Ryan C A, Ryan F, Keane E, Hegarty H
Neonatal Intensive Care Unit, Erinville Maternity Hospital, Western Road, Cork.
Ir Med J. 2000 Oct;93(7):204-6.
The objective of this paper is to examine trends in infant mortality (IMR) and low-birth weight (LBW) in the Southern Health Board (SHB) area and to investigate the relationship between IMR and social and economic factors. IMR data were obtained from the Central Statistics Office (CSO) over a 10-year period (1988-1997). Social deprivation was measured using the Small Area Health Research Unit (SAHRU) Deprivation Index, which consists of five census-based indicators; unemployment, low social class, car ownership, rented accommodation and overcrowding. During the 10 years, 556 infants died, 380 deaths (68%) occurring in the neonatal period and 176 (32%) in the post-neonatal period. There was a downward trend in IMR throughout the study period, from 11.3 in 1988 to 4.0 in 1997 (p < 0.001). The IMR in Cork City was higher than the rate in the SHB area as a whole (p = 0.0001). Congenital anomalies accounted for 34% of neonatal deaths. Sudden infant death syndrome (SIDS) and congenital anomalies accounted for 45% (79/176) and 22% (39/176) of postnatal deaths, respectively. Only 7% of all district electoral division (DED's) in the SHB were classed in the most deprived SAHRU Deprivation Index category (level 5). Yet, almost half (43%) of the DED's in Cork City were level 5 compared to only 1% in Cork County and 2% in Kerry. Despite significant overall improvements in infant mortality in the SHB, infants born into the lower socio-economic area (Cork City) continue to experience higher relative risks of mortality in comparison with those born in the higher socio-economic areas. Further investigation into the apparently divergent socio-economic patterns of infant mortality within the SHB is necessary.

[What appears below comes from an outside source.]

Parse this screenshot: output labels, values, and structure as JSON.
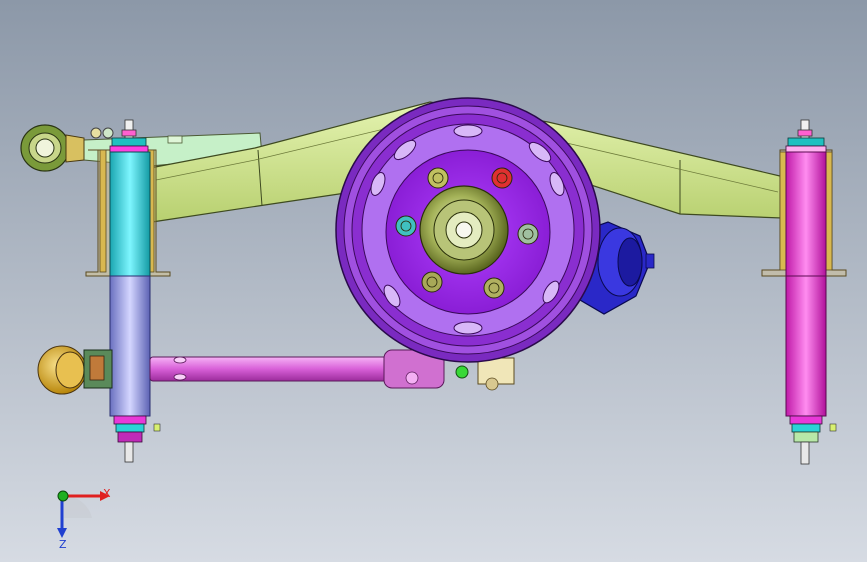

本文的目的是研究南部健康委员会(SHB)地区的婴儿死亡率(IMR)和低体重出生(LBW)趋势,并调查IMR与社会经济因素之间的关系。IMR数据是在10年期间(1988 - 1997年)从中央统计局(CSO)获取的。社会剥夺程度使用小区域健康研究单位(SAHRU)剥夺指数来衡量,该指数由五个基于人口普查的指标组成:失业、低社会阶层、汽车拥有情况、租房居住和过度拥挤。在这10年中,有556名婴儿死亡,其中380例死亡(68%)发生在新生儿期,176例(32%)发生在新生儿后期。在整个研究期间,IMR呈下降趋势,从1988年的11.3降至1997年的4.0(p < 0.001)。科克市的IMR高于SHB地区整体水平(p = 0.0001)。先天性异常占新生儿死亡的34%。婴儿猝死综合征(SIDS)和先天性异常分别占产后死亡的45%(79/176)和22%(39/176)。SHB中所有选区(DED)中只有7%被归类为SAHRU剥夺指数最贫困类别(5级)。然而,科克市几乎一半(43%)的DED为5级,而科克县仅为1%,凯里为2%。尽管SHB地区婴儿死亡率总体有显著改善,但与出生在较高社会经济地区的婴儿相比,出生在社会经济较低地区(科克市)的婴儿仍然面临更高的相对死亡风险。有必要对SHB地区内明显不同的婴儿死亡率社会经济模式进行进一步调查。